■罗静雯
我的童年是在农村度过的,而奶奶则是我的“监护者”,她对我来说是一个重要而特别的存在。
在我牙牙学语之时,她永远都对我露出她那参差不齐的八颗大牙。她一笑,脸上的细纹便聚成了一条条线,眼睛也眯成了缝,时不时还用手拭去脸颊上的汗。她是我的奶奶,亦是我的玩伴,在我那尚未被电子产品入侵的童年时代,她总是不厌其烦地陪我玩着一遍又一遍百无聊赖的游戏。在无数个夏风轻拂、蝉鸣肆意的夜晚,她手持竹编扇,一下又一下为我抚去夏夜的燥热。有时她扇着扇着睡着了,紧握着竹编扇的手突然落在我身上,我便从她手中拔出扇子给自己扇风,等到我手酸时,便发出撒娇般的呢喃声,那落下的手便会重新举起,我便趁机把扇子塞回她的手中。又是在无数个狂风咆哮、寒气逼人的冬夜,她那粗糙厚重的大手轻挠我的后背,让我在舒适温暖的环境中进入梦乡。而不变的,是那一年又一年的夜晚,我躺在她的臂弯里,在她宽阔温暖的怀抱中长大,虽然她的身上总有着一股泥土般的气味,但我依旧喜欢依偎在她的身旁。
那时的我觉得,奶奶是那么高大,高大到可以抱起我转圈;高大到我需要仰着脑袋看她;高大到无微不至地照顾我的生活起居;高大到当我调皮挨训时,她站在我的面前解救我于水火之中;高大到带我去我从未到达的地方开拓视野。我的童年世界,一半是奶奶,一半是奶奶带我认识的世界。
随着我渐渐长大,从初中到高中,再从高中到大学,我和奶奶的相聚次数一次又一次减少。渐渐地,我不再仰着头望向她的脸庞,我们肩膀的差距越来越小,以前矫健的步伐也变得年迈,几十年的农田劳作早已使这双腿疲惫不堪,走起路来更像是一种拖着腿的状态。我们的关系就像学校到家的距离一样,变得越来越远,偶尔打起电话也不是无话不谈,而是无话可谈,说完我在学校的趣事和近况,就只剩下“吃过饭了吗”“早点睡”。而我也不再像小时候那般依赖她,在这个老年人被智能手机与网络抛弃的时代,我被网络所“侵蚀”,不再像儿时那般无忧无虑,除去手机,我变得几乎无事可做。放假在一起的时候,我总是会对她的叮嘱感到厌烦,一次又一次把她推远,而后又会后悔自己的行为。我变得不再像儿时那般乐于表达。

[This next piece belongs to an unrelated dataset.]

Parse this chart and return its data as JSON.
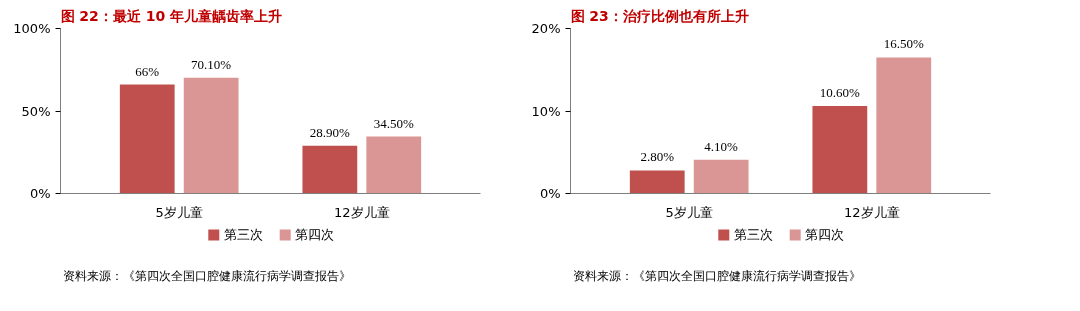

这时,我的世界多了许多东西,多到原本属于奶奶的空间变得狭小、变得不那么起眼。
现在的我觉得,奶奶是那么矮小,矮小到个头比我低了一大截;矮小到面对大千世界的新鲜玩意却手足无措;矮小到没有人带领甚至出不了远门;矮小到我可以站在她前面,为她处理许多事情。或许奶奶的世界,一半是家,一半是农田,但没有家人带她看过的世界。
直至我的肩膀没过了她的肩膀,我才逐渐意识到我长大了,不再是依偎在她臂弯下那个黏人的小女孩,而是可以挡在她面前,带她去看新世界的大孩子了。于是,在开学之际,爸爸妈妈和我带奶奶开辟了学校的这个“新世界”,“点亮”了上海的东方明珠塔,跟小大人一样带着她坐地铁,领略城市景点。
直至我的肩膀没过了她的肩膀,我渐渐明白,我和奶奶的角色已在互换之中,我慢慢长成了大人模样,而她才是那个小孩。我多么希望时间可以再慢一点,我还有好多新世界想带她去开辟,让奶奶的世界中也有我带她看的世界。